A Assembleia Legislativa do Estado de São Paulo (Alesp) aprovou na terça-feira (15) o projeto de lei que autoriza o governo a contratar empréstimo ao Banco Interamericano de Desenvolvimento no valor de quase R$ 80 milhões para a recuperação do rio Tietê, uma promessa de gestões tucanas que se arrasta desde a década de 1990 no Estado. Houve 57 votos favoráveis, 17 contrários e uma abstenção. O projeto não deixa claro como a verba vai ser usada. O deputado Paulo Fiorilo (PT) votou contra a autorização e explicou alguns motivos a este colunista: “É um empréstimo para uma obra que já consumiu muitos milhões do Estado e que não teve efetivamente um resultado positivo. O governo Doria insiste nesse movimento, sem dar mecanismos de controle e de transparência. Isso me fez votar contra”.
Sem piscina.
As piscinas do Parque Ecológico do Tietê, na zona leste da Capital, foram desativadas há quatro anos devido a rachaduras, vazamentos e bombas quebradas. Agora, a administração do parque mantido pela gestão João Doria (PSDB) abriu uma votação com os frequentadores para decidir qual destino dará ao espaço. As opções são quiosques com churrasqueiras, quadras poliesportivas e campos de futebol. A alternativa “a piscina de volta e em bom estado de manutenção” não está entre as opções.
Cemitérios da Capital.
Nesta semana se iniciaram as audiências públicas para a concessão dos 22 cemitérios e crematórios municipais da Capital à iniciativa privada.
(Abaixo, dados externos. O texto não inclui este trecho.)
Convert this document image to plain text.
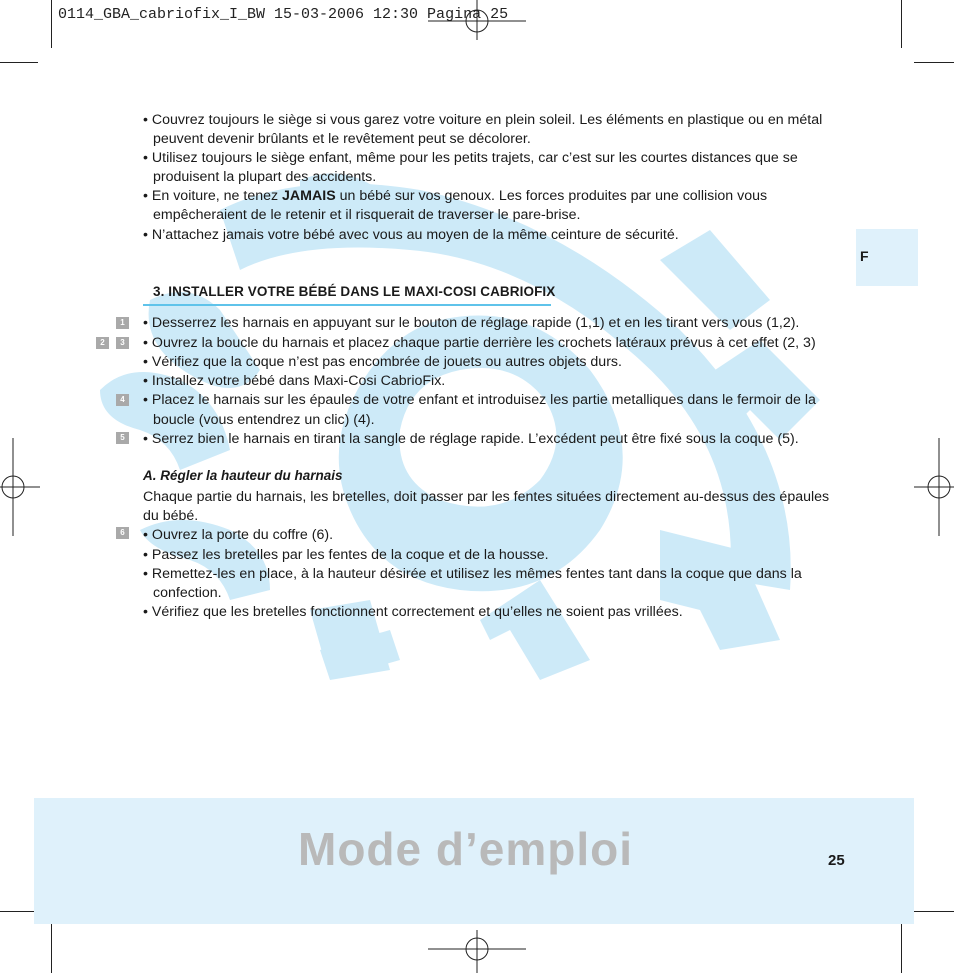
0114_GBA_cabriofix_I_BW 15-03-2006 12:30 Pagina 25
F
• Couvrez toujours le siège si vous garez votre voiture en plein soleil. Les éléments en plastique ou en métal
peuvent devenir brûlants et le revêtement peut se décolorer.
• Utilisez toujours le siège enfant, même pour les petits trajets, car c’est sur les courtes distances que se
produisent la plupart des accidents.
• En voiture, ne tenez JAMAIS un bébé sur vos genoux. Les forces produites par une collision vous
empêcheraient de le retenir et il risquerait de traverser le pare-brise.
• N’attachez jamais votre bébé avec vous au moyen de la même ceinture de sécurité.
3. INSTALLER VOTRE BÉBÉ DANS LE MAXI-COSI CABRIOFIX
1
2	3
4
5
6
• Desserrez les harnais en appuyant sur le bouton de réglage rapide (1,1) et en les tirant vers vous (1,2).
• Ouvrez la boucle du harnais et placez chaque partie derrière les crochets latéraux prévus à cet effet (2, 3)
• Vérifiez que la coque n’est pas encombrée de jouets ou autres objets durs.
• Installez votre bébé dans Maxi-Cosi CabrioFix.
• Placez le harnais sur les épaules de votre enfant et introduisez les partie metalliques dans le fermoir de la
boucle (vous entendrez un clic) (4).
• Serrez bien le harnais en tirant la sangle de réglage rapide. L’excédent peut être fixé sous la coque (5).
A. Régler la hauteur du harnais
Chaque partie du harnais, les bretelles, doit passer par les fentes situées directement au-dessus des épaules
du bébé.
• Ouvrez la porte du coffre (6).
• Passez les bretelles par les fentes de la coque et de la housse.
• Remettez-les en place, à la hauteur désirée et utilisez les mêmes fentes tant dans la coque que dans la
confection.
• Vérifiez que les bretelles fonctionnent correctement et qu’elles ne soient pas vrillées.
Mode d’emploi	25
A ideia, porém, continua a receber rejeição de algumas entidades. Segundo o secretário de imprensa do Sindicato dos Servidores Municipais de São Paulo, João Batista Gomes, a medida aumentará o custo dos serviços e pode causar desvalorização profissional dos trabalhadores do setor. “A legislação não dá atenção para esses pontos, e os servidores não sabem como será o futuro deles”.
Custo da festa.
A festa da Paixão de Cristo em Embu das Artes, na Grande São Paulo, realizada em abril, custou mais de R$ 165 mil aos cofres públicas apenas para a organização do evento teatral. Esse foi o valor pago pela prefeitura, gestão Ney Santos (PRB), à empresa Waldir Tavares de Souza Serviços ME, segundo informações do Diário Oficial do Estado.
Rodízio de feiras.
O vereador Ricardo Teixeira (DEM) conseguiu aprovar em primeira discussão no plenário da Câmara um projeto de lei que prevê o rodízio de ruas para a instalação das feiras livres na Capital. Seriam escolhidas até três ruas em cada região para participar do sistema de rodízio a cada dois anos. Boa parte dos feirantes, entretanto, não gostou da possibilidade de perder a clientela fiel.
“Vai pra casa, vagabundo! (…) Vai pra casa, aposentado!”
João Doria esbravejou contra manifestantes durante evento. Depois, se desculpou com aposentados.